In the forums that discussed and reflected on these points, it was clear that some of the Senior PMO personnel feel that the ‘Closing Down’ notices might well apply to them and they are struggling to see a way out.  Unless an ill PMO can become relevant and add value quickly then they will be deemed an overhead and remain furloughed, perhaps never to return.  There are no vaccines available, but the following diagnosis grid might help sign post the way out of the quarantine ward.

PMO Health & Hazards Diagnosis Grid

In summary, our research suggests that many PMOs will not survive in the post-COVID-19 era.  The reason is multifaceted.  In some cases, the PMO has lost its relevance and its focus.  For others, they never had either!  Senior management don’t consider the PMO “essential services” or “frontline workers” but a burden and overhead to be sacrificed in these times.

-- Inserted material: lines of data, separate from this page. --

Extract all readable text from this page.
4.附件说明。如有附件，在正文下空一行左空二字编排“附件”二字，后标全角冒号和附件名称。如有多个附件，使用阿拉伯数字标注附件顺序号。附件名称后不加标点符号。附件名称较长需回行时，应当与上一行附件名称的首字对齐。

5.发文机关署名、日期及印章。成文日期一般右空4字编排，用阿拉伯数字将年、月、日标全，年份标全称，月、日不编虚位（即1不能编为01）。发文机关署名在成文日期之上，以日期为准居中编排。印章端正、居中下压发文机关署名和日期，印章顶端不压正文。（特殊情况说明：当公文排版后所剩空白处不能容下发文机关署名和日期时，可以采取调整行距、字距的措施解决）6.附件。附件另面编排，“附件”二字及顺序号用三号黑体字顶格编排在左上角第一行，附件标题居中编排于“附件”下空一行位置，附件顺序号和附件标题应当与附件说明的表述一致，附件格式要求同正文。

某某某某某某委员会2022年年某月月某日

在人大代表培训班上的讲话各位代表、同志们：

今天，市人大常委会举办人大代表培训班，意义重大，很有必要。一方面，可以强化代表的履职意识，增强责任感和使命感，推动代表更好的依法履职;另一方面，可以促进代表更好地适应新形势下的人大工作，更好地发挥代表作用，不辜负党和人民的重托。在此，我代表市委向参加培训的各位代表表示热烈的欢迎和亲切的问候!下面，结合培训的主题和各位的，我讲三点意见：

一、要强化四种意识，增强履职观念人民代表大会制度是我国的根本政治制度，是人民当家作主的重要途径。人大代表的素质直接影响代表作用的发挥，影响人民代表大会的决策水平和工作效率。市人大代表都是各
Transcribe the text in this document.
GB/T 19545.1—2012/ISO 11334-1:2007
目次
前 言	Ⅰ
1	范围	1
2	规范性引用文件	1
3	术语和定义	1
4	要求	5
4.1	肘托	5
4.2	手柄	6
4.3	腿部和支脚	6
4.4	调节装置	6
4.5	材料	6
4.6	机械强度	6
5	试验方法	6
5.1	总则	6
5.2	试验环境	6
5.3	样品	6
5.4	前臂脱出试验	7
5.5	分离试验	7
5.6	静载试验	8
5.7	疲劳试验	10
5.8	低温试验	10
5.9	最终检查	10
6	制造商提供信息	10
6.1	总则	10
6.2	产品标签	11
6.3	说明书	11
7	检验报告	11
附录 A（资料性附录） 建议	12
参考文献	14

Many PMO leaders themselves question the value of their own office or struggle to communicate its nature and how it should be judged to management.

However, the PMOs that are agile, responsive and add business value are making a difference, with the research also revealing that the services these PMO deliver are indeed essential and very frontline!  Therefore, the right vaccine is a concoction of three ingredients: understand the nature of your PMO, focus on delivering business value and make sure that all the stakeholders involved are effectively engaged to ensure the PMO services remain relevant.

Shifting the focus of the PMO up the value chain as opposed to being perceived as an overhead starts with a different way of thinking about a PMO’s contribution to the business.  Some PMO’s have adapted quickly to the crisis and are an integral part of how Project Portfolios have been rebalanced and reprioritized.  This resiliency is needed to ensure that PMOs remain relevant because an injection of bleach won’t cure the underlying conditions!